I tend to prefer traditional wine stabilizing methods—whether using kits or grapes. My white wines are racked three times and bottled between 6 and 9 months, except for “reserves” which undergo longer aging on lees or oak chips. My reds are racked 4 times or more, and are bottled at 9-12 months, for kits and lighter-bodied reds from grapes, or 12-18 months for heavier and reserve reds. I do not have to stir vigorously to purge the gas—time and racking takes care of that. I don’t add sorbate because my wines are naturally stable before they are bottled.

Wine Kit Review

I have recently had the pleasure of tasting examples of Winexpert (formerly Brew King) Selection International Italian Montepulciano made by various winemaker friends. One of the most famous wines of Italy is called Vino Nobile de Montepulciano. It is a big, powerful wine meant for aging, and it is made from a specific clone of Tuscany’s most important grape, the Sangiovese, the same grape that makes Brunello de Montelcino and Chianti. Now for the confusing part! Other areas in Italy—especially the east-central and southeastern provinces—produce a fair amount of wine from a completely different grape, called the Montepulciano grape. This wine is called “Montepulciano.” In some cases a place name is appended, as in the rightly well-known wine, Montepulciano d’Abruzzo. Since both the grape and the locations are different from those that produce Vino Nobile de Montepulciano, the resulting wines are also quite different. Winexpert’s kit is from the Montepulciano grape.

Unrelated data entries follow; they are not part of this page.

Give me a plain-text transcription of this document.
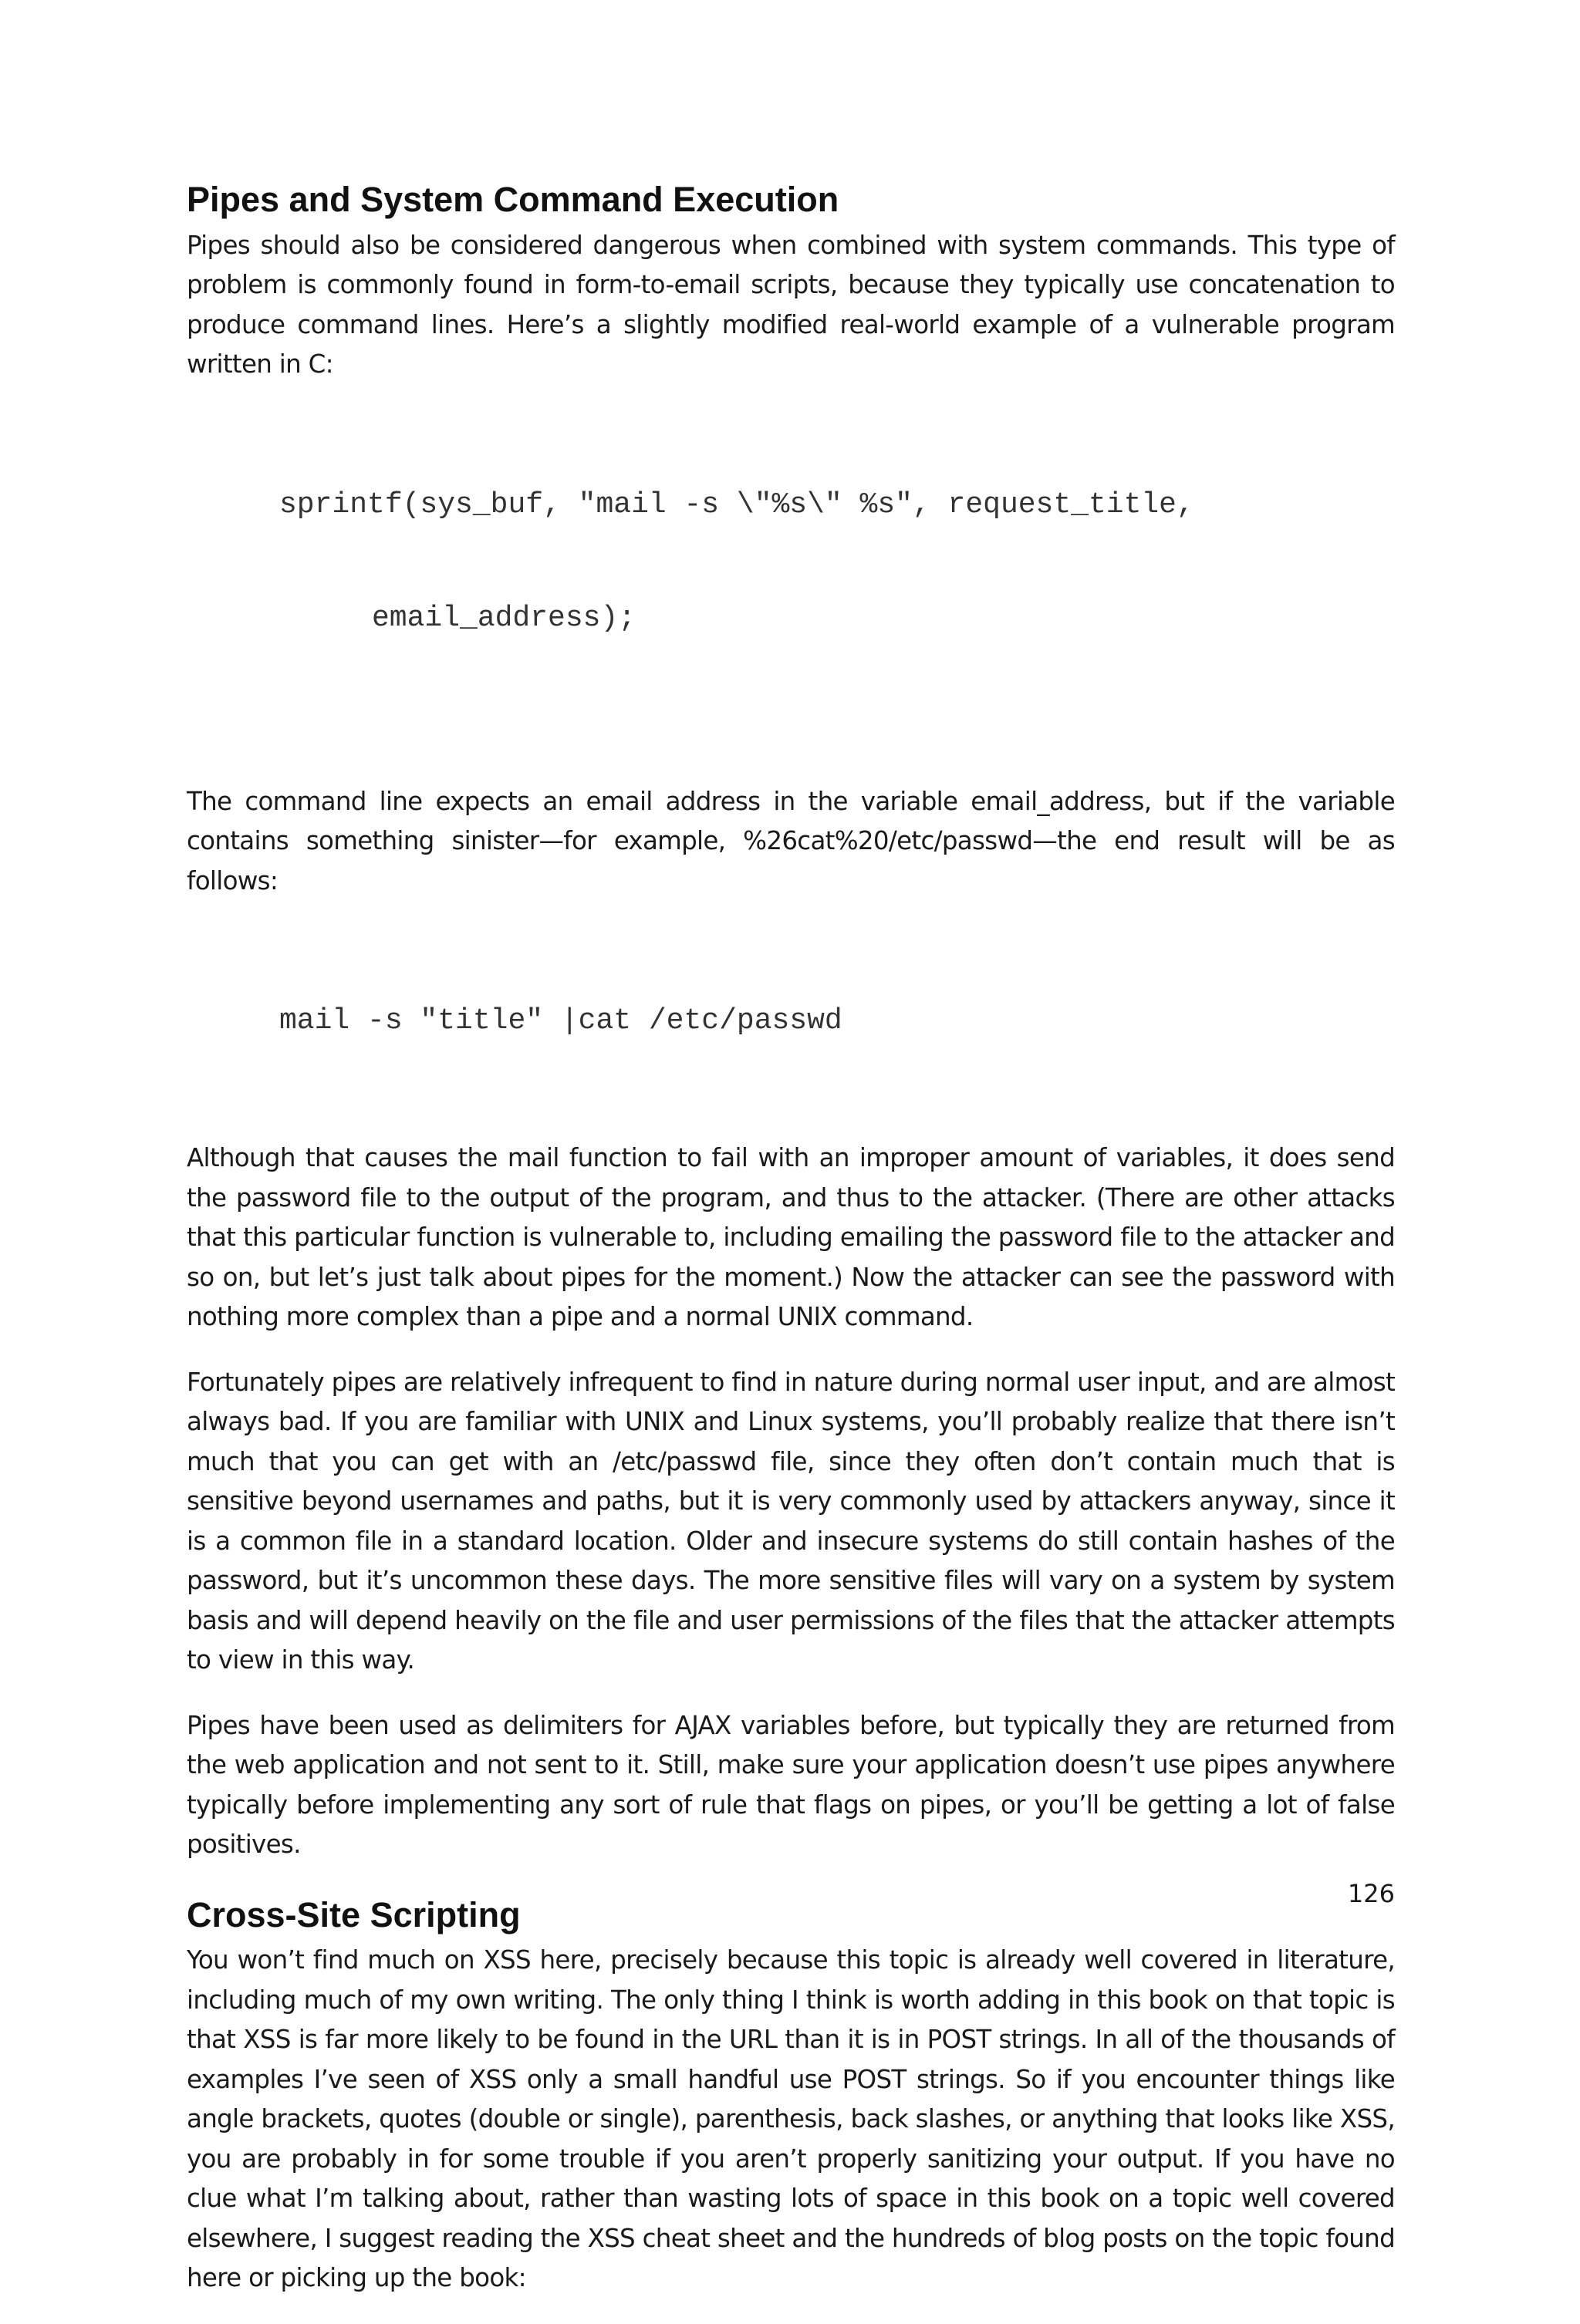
Pipes and System Command Execution

Pipes should also be considered dangerous when combined with system commands. This type of problem is commonly found in form-to-email scripts, because they typically use concatenation to produce command lines. Here’s a slightly modified real-world example of a vulnerable program written in C:

sprintf(sys_buf, "mail -s \"%s\" %s", request_title,

email_address);

The command line expects an email address in the variable email_address, but if the variable contains something sinister—for example, %26cat%20/etc/passwd—the end result will be as follows:

mail -s "title" |cat /etc/passwd

Although that causes the mail function to fail with an improper amount of variables, it does send the password file to the output of the program, and thus to the attacker. (There are other attacks that this particular function is vulnerable to, including emailing the password file to the attacker and so on, but let’s just talk about pipes for the moment.) Now the attacker can see the password with nothing more complex than a pipe and a normal UNIX command.

Fortunately pipes are relatively infrequent to find in nature during normal user input, and are almost always bad. If you are familiar with UNIX and Linux systems, you’ll probably realize that there isn’t much that you can get with an /etc/passwd file, since they often don’t contain much that is sensitive beyond usernames and paths, but it is very commonly used by attackers anyway, since it is a common file in a standard location. Older and insecure systems do still contain hashes of the password, but it’s uncommon these days. The more sensitive files will vary on a system by system basis and will depend heavily on the file and user permissions of the files that the attacker attempts to view in this way.

Pipes have been used as delimiters for AJAX variables before, but typically they are returned from the web application and not sent to it. Still, make sure your application doesn’t use pipes anywhere typically before implementing any sort of rule that flags on pipes, or you’ll be getting a lot of false positives.

Cross-Site Scripting

You won’t find much on XSS here, precisely because this topic is already well covered in literature, including much of my own writing. The only thing I think is worth adding in this book on that topic is that XSS is far more likely to be found in the URL than it is in POST strings. In all of the thousands of examples I’ve seen of XSS only a small handful use POST strings. So if you encounter things like angle brackets, quotes (double or single), parenthesis, back slashes, or anything that looks like XSS, you are probably in for some trouble if you aren’t properly sanitizing your output. If you have no clue what I’m talking about, rather than wasting lots of space in this book on a topic well covered elsewhere, I suggest reading the XSS cheat sheet and the hundreds of blog posts on the topic found here or picking up the book:

126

Italian Montepulciano is a mellow, spicy wine, usually with low to moderate tannins. It’s a relatively easy-drinking wine, but certainly one more serious than a simple quaffer or picnic wine. The Winexpert kit makes a true-to-type Montepulciano. The examples I have tasted have been made by folks who pretty much followed the kits directions without modification, and the results are delicious. If you’re looking for a wine that is not inky dark, full of oak and tannin, and can be enjoyed while young and fresh, you’ll enjoy this one. There’s a very nice balance here of spice, fruit and acid. It’s a real winner.